One of the most prominent figures of Belgian politics, Philippe Moureaux also taught economic history at the Université Libre de Bruxelles. A Socialist Party politician, he had been the minister of the interior, the minister of justice, and the Minister-President of the French Community. He received a Belgian knighthood, among other honors.
Dutch poet Philips of Marnix is best remembered for his translation of the Psalms. He managed to anger the Roman Catholics with his works such as The Beehive of the Roman Catholic Church and thus spent a year as a prisoner. It’s believed that he wrote the Dutch national anthem, Wilhelmus van Nassouwe.
José Comblin was a theologian. He has a doctorate in theology from the Catholic University of Leuven. He worked as an advisor to the Young Catholic Workers and was a professor at the Dominican Theological School in São Paulo. He played a major role in the creation of rural seminaries in Pernambuco and Paraíba. He authored around 65 books.

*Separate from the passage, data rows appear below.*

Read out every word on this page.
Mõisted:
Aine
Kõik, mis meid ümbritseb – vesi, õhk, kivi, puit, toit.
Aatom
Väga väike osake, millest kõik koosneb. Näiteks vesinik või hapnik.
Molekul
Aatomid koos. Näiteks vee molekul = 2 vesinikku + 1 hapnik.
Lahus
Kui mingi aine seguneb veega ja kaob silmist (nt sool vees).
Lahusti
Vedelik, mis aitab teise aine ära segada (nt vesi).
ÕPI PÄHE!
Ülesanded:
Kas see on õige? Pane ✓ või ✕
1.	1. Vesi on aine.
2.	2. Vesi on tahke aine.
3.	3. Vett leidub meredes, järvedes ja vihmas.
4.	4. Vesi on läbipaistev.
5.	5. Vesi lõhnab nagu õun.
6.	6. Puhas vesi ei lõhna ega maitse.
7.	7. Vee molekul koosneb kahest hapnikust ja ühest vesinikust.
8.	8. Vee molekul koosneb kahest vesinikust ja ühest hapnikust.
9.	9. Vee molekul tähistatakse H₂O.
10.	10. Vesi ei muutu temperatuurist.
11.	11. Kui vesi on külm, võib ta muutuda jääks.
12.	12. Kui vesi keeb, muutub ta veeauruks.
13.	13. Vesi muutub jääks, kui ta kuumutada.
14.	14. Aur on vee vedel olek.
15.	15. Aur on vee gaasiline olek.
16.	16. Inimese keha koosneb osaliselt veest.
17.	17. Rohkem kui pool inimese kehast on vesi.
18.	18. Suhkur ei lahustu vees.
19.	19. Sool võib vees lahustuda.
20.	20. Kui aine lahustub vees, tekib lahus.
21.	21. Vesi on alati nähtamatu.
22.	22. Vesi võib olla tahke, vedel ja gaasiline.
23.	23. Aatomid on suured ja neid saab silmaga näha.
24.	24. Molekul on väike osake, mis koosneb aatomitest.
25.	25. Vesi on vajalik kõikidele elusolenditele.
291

Jef van de Wiele was a Belgian Flemish politician who gained notoriety as the leader of a pro-Nazi wing during the Nazi occupation of Belgium. A staunch supporter of Adolf Hitler, Van de Wiele co-founded and edited a magazine named Nieuw Vlaanderen, which spread and promoted Nazism during the Second World War.
William of Moerbeke was a translator best remembered for translating important scientific, medical, and philosophical written materials from Greek to Latin. He is credited with translating some of Aristotle's works, including Politics. William of Moerbeke's translations were influential and his works are still revered by modern scholars.